The fine print may identify food as not coming from Italy, but Italian flag colors or Italian references on labels can lead rushed consumers to think otherwise, Falcioni said.

For Italians, many of whom believe that they have the world's best cuisine, that's tough to swallow.
"I was in China four days ago, and in a supermarket in Shanghai I bought balsamic vinegar from Modena -- with the label written in Italian -- that was made in Germany!" Falcioni said.
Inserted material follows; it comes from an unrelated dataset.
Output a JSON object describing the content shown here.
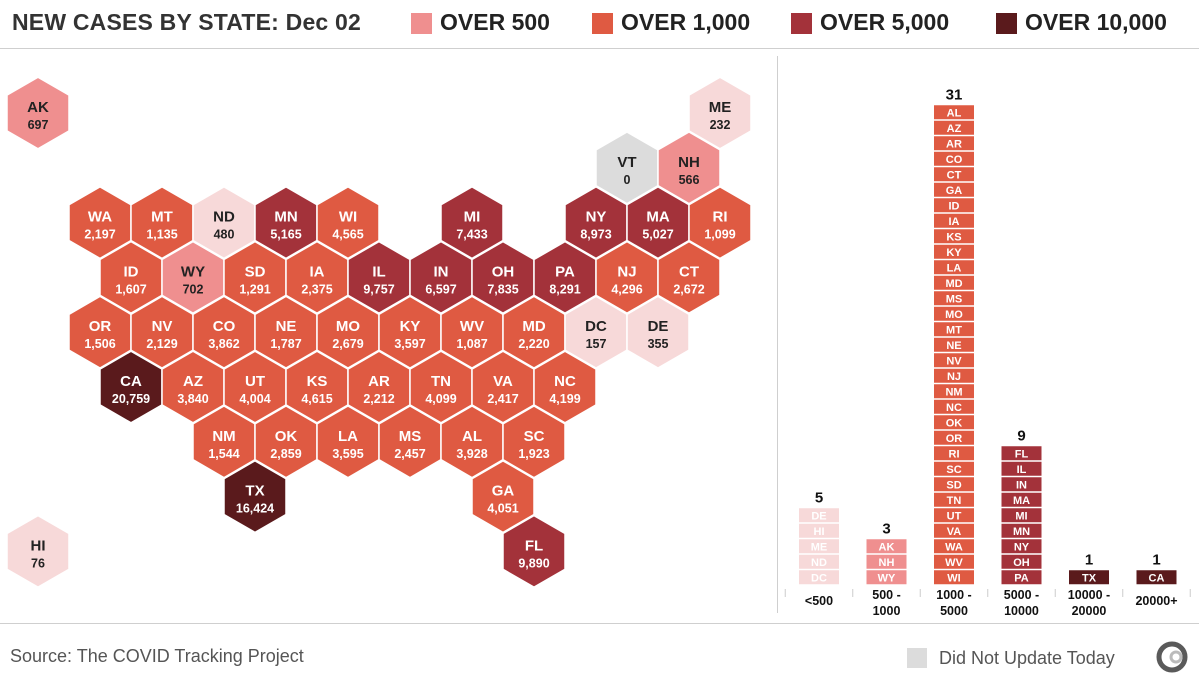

Italians say the finest balsamic vinegar is produced in the small northern Italian city of Modena, which is also home to automaker Ferrari. It's expensive: a flask the size of a perfume bottle can cost $100.
The top buyers of fake Italian food are in Australia and the United States, where a mere 2 percent of "Italian" cheeses are made in Italy.

Gary Litman, vice president for European affairs for the U.S. Chamber of Commerce, said it's too late to rename imitation Italian products that are already firmly established. "You cannot change history that easily," he said. Litman noted that, unlike the European Union, U.S. law requires labels to state exactly where products are from.

In the Know

Falso

Some foods that look or sound Italian but are produced elsewhere:

Olive oil from Spain featuring a label with a picture of Rome's mythological founders, Romulus and Remus.

Roman-style tomatoes grown in California.

Imitations of Parmesan cheese produced worldwide.

Mozzarella cheese made with milk from American or Australian cows.

"Italian" ragu -- meat sauce with basil -- made in Estonia.

Pecorino cheese from Shanghai, China.

"Perfect Italiano" ricotta cheese made in Australia.

Provolone cheese made in Wisconsin.

"Amaretto Venezia" liqueur made in Germany and sold in bottles shaped like that of original Amaretto di Saronno.